France’s nuclear giant has a plan to survive the wave of renewable energy that’s sweeping aside old-fashioned utilities across Europe. First it needs to disprove the conventional wisdom about how reactors work.
Electricite de France SA says its fleet of nuclear reactors aren’t just able to provide a steady stream of power, they’re flexible enough to complement a large fluctuating supply of renewable energy. Combined with a 25 billion-euro ($31 billion) solar plan and potential investments in huge batteries, the utility says it can ride out the energy upheaval, while also helping the French government fulfill its goal of cutting reliance on nuclear power.
“Our nuclear is flexible, it’s variable,” said EDF Chief Executive Officer Jean-Bernard Levy. “Renewable energies are totally complementary.”
That combination is the most cost effective way of generating low-carbon electricity in France, EDF says, but that doesn’t mean it comes cheap. Huge investments are needed to prolong the life of atomic plants plus billions more for renewables, but right now the utility is struggling to generate enough cash.
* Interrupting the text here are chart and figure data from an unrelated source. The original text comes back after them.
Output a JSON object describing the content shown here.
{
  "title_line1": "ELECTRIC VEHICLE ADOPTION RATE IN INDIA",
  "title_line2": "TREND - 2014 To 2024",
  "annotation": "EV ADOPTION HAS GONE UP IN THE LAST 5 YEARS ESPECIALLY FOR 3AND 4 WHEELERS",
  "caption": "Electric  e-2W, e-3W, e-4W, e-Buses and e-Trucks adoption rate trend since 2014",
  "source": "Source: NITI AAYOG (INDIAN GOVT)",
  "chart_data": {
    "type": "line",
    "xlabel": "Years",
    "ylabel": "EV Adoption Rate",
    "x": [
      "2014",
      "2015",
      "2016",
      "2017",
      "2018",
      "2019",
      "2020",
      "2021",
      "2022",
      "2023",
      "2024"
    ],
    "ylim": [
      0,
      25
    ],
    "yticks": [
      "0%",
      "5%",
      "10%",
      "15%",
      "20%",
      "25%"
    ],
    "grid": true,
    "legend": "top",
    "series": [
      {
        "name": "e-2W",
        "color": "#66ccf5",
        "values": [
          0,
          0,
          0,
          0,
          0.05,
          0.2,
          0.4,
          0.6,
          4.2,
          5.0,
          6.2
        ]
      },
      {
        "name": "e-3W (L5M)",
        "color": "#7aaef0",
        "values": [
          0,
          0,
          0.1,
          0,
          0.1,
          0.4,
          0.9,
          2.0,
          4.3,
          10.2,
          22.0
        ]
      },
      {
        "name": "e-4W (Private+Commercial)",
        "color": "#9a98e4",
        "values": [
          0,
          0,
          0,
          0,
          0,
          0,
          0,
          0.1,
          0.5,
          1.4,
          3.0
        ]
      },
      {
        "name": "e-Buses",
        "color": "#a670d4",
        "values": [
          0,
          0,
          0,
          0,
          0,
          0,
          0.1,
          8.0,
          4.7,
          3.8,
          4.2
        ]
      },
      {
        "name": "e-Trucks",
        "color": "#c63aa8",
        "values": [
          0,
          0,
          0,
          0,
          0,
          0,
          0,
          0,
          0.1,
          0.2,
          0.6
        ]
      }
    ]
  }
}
It needs to spend 48 billion euros in the 12 years through 2025 to renovate reactors and expects to fund about half of the 30 gigawatts of solar developments the company plans on French soil by 2035.
EDF, a 72-year-old state-run behemoth that operates the world’s largest fleet of reactors, isn’t perceived as being a natural fit for the future. The growing market share and falling price of fluctuating electricity sources like wind and solar is disrupting established power generators across Europe, forcing them to mothball or close plants that aren’t used enough to be profitable, or can’t quickly accommodate swings in supply and demand. Most atomic plants were designed to provide steady output around the clock, not submit to the whims of the weather.
“If you’re not flexible, you’re going to struggle,” said Jonas Rooze, the head of European power transition at Bloomberg New Energy Finance. “Nuclear is probably incompatible with large volumes of solar and wind.”
EDF disagrees, saying its reactors can vary output by as much as 80 percent twice a day. All 58 of them are equipped with control rods, which can be inserted into the core and slow the rate of fission that generates energy. The mechanism is usually used for emergency shutdowns by automatically falling in between nuclear fuel assemblies, but EDF the equipment can be easily maneuvered to accelerate or slow the rate of power generation. It says it can also fine-tune output by changing the concentration of a chemical in the reactor.
The utility is already capable of offsetting a change in power flows as large as 21 gigawatts in less than 30 minutes — equivalent to more than 10,000 turbines falling still due to lack of wind — said Dominique Miniere, the company’s head of nuclear and thermal power generation.
That matches France’s total wind and solar capacity today, although President Emmanuel Macron wants to at least double that by 2022. It’s unclear whether EDF’s proposals would increase maintenance costs or erode profitability, said Nicolas Goldberg, an energy expert at Paris-based Colombus Consulting.
“EDF still has things to prove regarding the flexibility of nuclear,” Goldberg said. “It remains to be seen whether there’s no problem when it’s done every day, when the wind starts blowing and renewable penetration reaches 40 percent.”
Abundant wind and solar energy in Germany has for several years forced power generators to adjust their nuclear output, hurting profitability. RWE AG, the largest electricity producer, expects profit from the unit that operates lignite-burning plants and reactors to fall significantly for 2017, following similar declines the previous two years.
EDF says it can adapt with the increase in renewable energy until 2030 without much impact on the cost of its nuclear power production because of its 30 years of experience with flexible reactors, said Miniere. But before the company can prove its case that renewables and nuclear are the perfect couple, there are other challenges to overcome.
European electricity prices are currently too low to cover the investments required to renovate EDF’s reactor fleet and build new facilities to replace the oldest plants. The utility will need some regulatory support from the government to foot the bill, said CEO Levy. In the U.K., the government guaranteed power prices for 35 years to encourage the company to build a new 19.6 billion-pound ($27.7 billion) nuclear plant.
However, for Ecology Minister Nicolas Hulot, expanding renewable energy is the priority, not building new reactors.
“I’ve always said that we need to find the way to regulated prices the British way,” said Levy. “There won’t be investments without it.”